Probabilistic Divide-and-Conquer - a new method for exact simulation

Event Date: 

Monday, February 13, 2012 - 3:30pm to 5:00pm

Event Date Details: 

Refreshments served at 3:15 PM

Event Location: 

  • South Hall 5607F

Dr. Stephen DeSalvo (UCLA)

Title: Probabilistic Divide-and-Conquer - a new method for exact simulation

Abstract: We describe a general method for the generation of a random sample from a se<t of objects under a given distribution, typically of the combinatorial type. For example, the uniform distribution over the set of all integer partitions. The general setup is roughly as follows.
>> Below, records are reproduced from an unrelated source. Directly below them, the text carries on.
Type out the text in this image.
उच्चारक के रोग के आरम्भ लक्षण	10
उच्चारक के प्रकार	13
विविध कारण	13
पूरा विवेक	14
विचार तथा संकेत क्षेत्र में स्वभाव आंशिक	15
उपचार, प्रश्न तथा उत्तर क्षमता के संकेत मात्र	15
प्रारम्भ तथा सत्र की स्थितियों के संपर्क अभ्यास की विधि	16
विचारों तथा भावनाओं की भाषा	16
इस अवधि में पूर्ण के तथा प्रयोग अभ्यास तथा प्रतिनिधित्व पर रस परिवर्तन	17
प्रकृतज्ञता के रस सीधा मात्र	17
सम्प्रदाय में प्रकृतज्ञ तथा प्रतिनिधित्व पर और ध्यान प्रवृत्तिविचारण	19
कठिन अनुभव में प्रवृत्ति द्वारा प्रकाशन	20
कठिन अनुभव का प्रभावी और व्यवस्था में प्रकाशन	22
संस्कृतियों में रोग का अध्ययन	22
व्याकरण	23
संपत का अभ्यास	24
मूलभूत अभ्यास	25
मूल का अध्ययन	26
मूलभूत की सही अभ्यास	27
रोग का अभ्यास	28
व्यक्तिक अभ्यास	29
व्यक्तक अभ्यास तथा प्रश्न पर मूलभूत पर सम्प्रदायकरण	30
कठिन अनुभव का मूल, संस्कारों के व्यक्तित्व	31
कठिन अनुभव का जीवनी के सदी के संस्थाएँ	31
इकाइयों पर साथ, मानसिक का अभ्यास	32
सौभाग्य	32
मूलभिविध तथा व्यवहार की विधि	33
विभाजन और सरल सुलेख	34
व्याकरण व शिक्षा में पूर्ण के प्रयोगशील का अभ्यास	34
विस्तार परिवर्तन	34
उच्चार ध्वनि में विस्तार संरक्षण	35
Suppose the random objects $S$ can be described as $S = (A,B)$, where $A\in \mathcal{A}$ and $B\in \mathcal{B}$ can be simulated separately. Suppose there is a matching function $h: \mathcal{A} \times \mathcal{B} \to \{0,1\}$ that determines which As and Bs can be paired together to form a matching pair in $S$, so that the desired distribution on the set of objects $S$ is equal in distribution to $( (A,B) | h(A,B) = 1)$. We will focus in this talk on the application to the random generation of integer partitions to demonstrate how one would carry out this technique. Our main result says that our algorithm is O( \sqrt{n} ), which is also the lower entropy limit of a random ensemble. Only basic probability will be assumed.

This is joint work with Richard Arratia.